Advent

For the first few centuries before Christianity was legal, there were no grand buildings in which to gather and worship. The word “church” referred to the people of God, not a building. And the church gathered in homes, families joining families, to worship, evangelize, and spread the good news of Jesus Christ.
Over time the Church has grown and developed, guided by the Holy Spirit, into parishes that make up dioceses that make up the worldwide structure we know today. But that doesn’t mean the family, the “domestic church,” is no longer important. It is still the primary place where we come to know the gospel message of God’s love and mercy.
Advent is the perfect time to reflect on the role of the family in the life of faith. Many of our advent traditions are centered in the home. The advent wreath with its four candles (three purple and one pink), connect the home to the liturgy. The candles represent each of the four Sundays of advent. The purple candles remind us of the penitential and preparatory nature of advent. The pink candle, lit on the third Sunday, represents Gaudete Sunday. Gaudete is the Latin word that opens the antiphon song on the third Sunday of advent. It means rejoice and it reminds us that the Lord’s coming is near. Families can experience the growing light of the advent wreath (in the midst of the growing days of darkness) as Christmas nears and Christ our Light enters the world.
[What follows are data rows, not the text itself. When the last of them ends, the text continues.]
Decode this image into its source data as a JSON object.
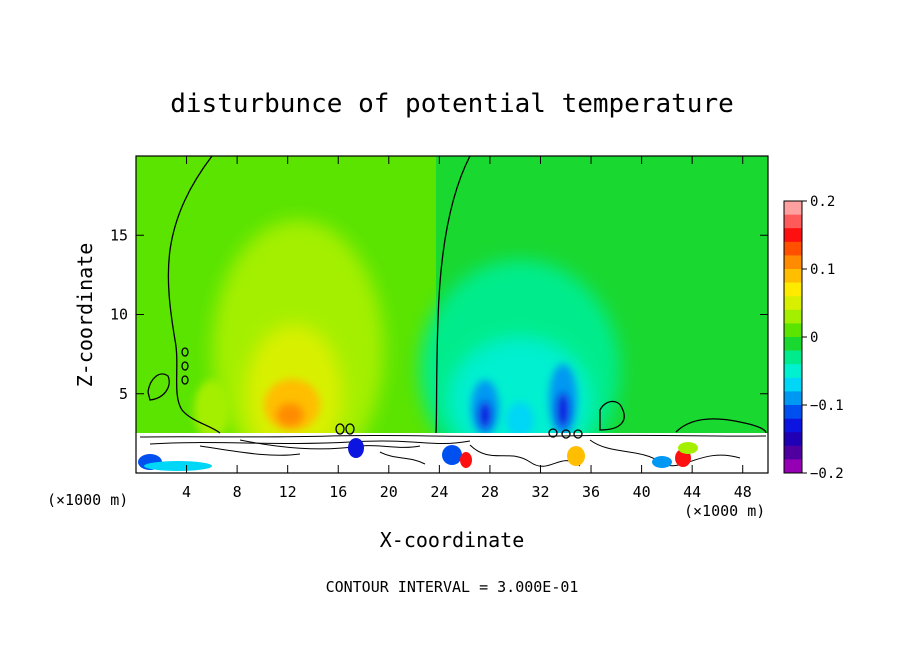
{
  "chart_data": {
    "type": "heatmap",
    "title": "disturbunce of potential temperature",
    "xlabel": "X-coordinate",
    "ylabel": "Z-coordinate",
    "x_unit": "(×1000 m)",
    "y_unit": "(×1000 m)",
    "xlim": [
      0,
      50
    ],
    "ylim": [
      0,
      20
    ],
    "x_ticks": [
      4,
      8,
      12,
      16,
      20,
      24,
      28,
      32,
      36,
      40,
      44,
      48
    ],
    "y_ticks": [
      5,
      10,
      15
    ],
    "contour_interval_text": "CONTOUR INTERVAL = 3.000E-01",
    "colorbar": {
      "min": -0.2,
      "max": 0.2,
      "step": 0.02,
      "tick_values": [
        0.2,
        0.1,
        0,
        -0.1,
        -0.2
      ],
      "tick_labels": [
        "0.2",
        "0.1",
        "0",
        "−0.1",
        "−0.2"
      ],
      "colors": [
        "#ffa0a0",
        "#ff5a5a",
        "#ff1010",
        "#ff5000",
        "#ff8c00",
        "#ffbe00",
        "#ffeb00",
        "#d8f000",
        "#a4ef00",
        "#5ae400",
        "#19d830",
        "#00ec8c",
        "#00f0d0",
        "#00d6f6",
        "#0098f2",
        "#0050f0",
        "#0c14e0",
        "#2000b4",
        "#5000a0",
        "#9600b4"
      ]
    },
    "features": [
      {
        "kind": "warm",
        "x": 12.5,
        "z_bottom": 2.5,
        "z_top": 14,
        "peak": 0.1
      },
      {
        "kind": "warm",
        "x": 6,
        "z_bottom": 2.5,
        "z_top": 7,
        "peak": 0.04
      },
      {
        "kind": "cold",
        "x": 30,
        "z_bottom": 2.5,
        "z_top": 11,
        "peak": -0.08
      },
      {
        "kind": "cold",
        "x": 27.5,
        "z_bottom": 2.5,
        "z_top": 6,
        "peak": -0.14
      },
      {
        "kind": "cold",
        "x": 33.5,
        "z_bottom": 2.5,
        "z_top": 7,
        "peak": -0.14
      }
    ]
  }
}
Other traditions help tell the Christmas story. Advent calendars that count down the days to Christmas traditionally contained Bible verses that told the story of Jesus’s birth. Nativity scenes are another way to tell the story. They are especially helpful to show the liturgical seasons. Advent, the season of waiting, has the empty manger. At Christmas, the baby Jesus is placed in the manger. And the season of Christmas, the traditional twelve days that the carol speaks of, can be kept as the wise men travel throughout the house and approach the crèche, arriving on Epiphany.
Even the Christmas tree and decorations of greens speak to the story of Christmas. The evergreen is the only tree that remains green throughout the winter. Thus it reminds us of God’s promise to be ever faithful and present, even in the most barren of times.
In October the bishops gathered for a Synod on the Family. They listened to the experiences of married couples and considered the role of the family in the light of faith. Perhaps they were bringing us back to our roots when they concluded “the family needs to be rediscovered as the essential agent in the work of evangelization.” This advent, how will your family “evangelize” and share the good news of Jesus Christ, Emmanuel, God with Us?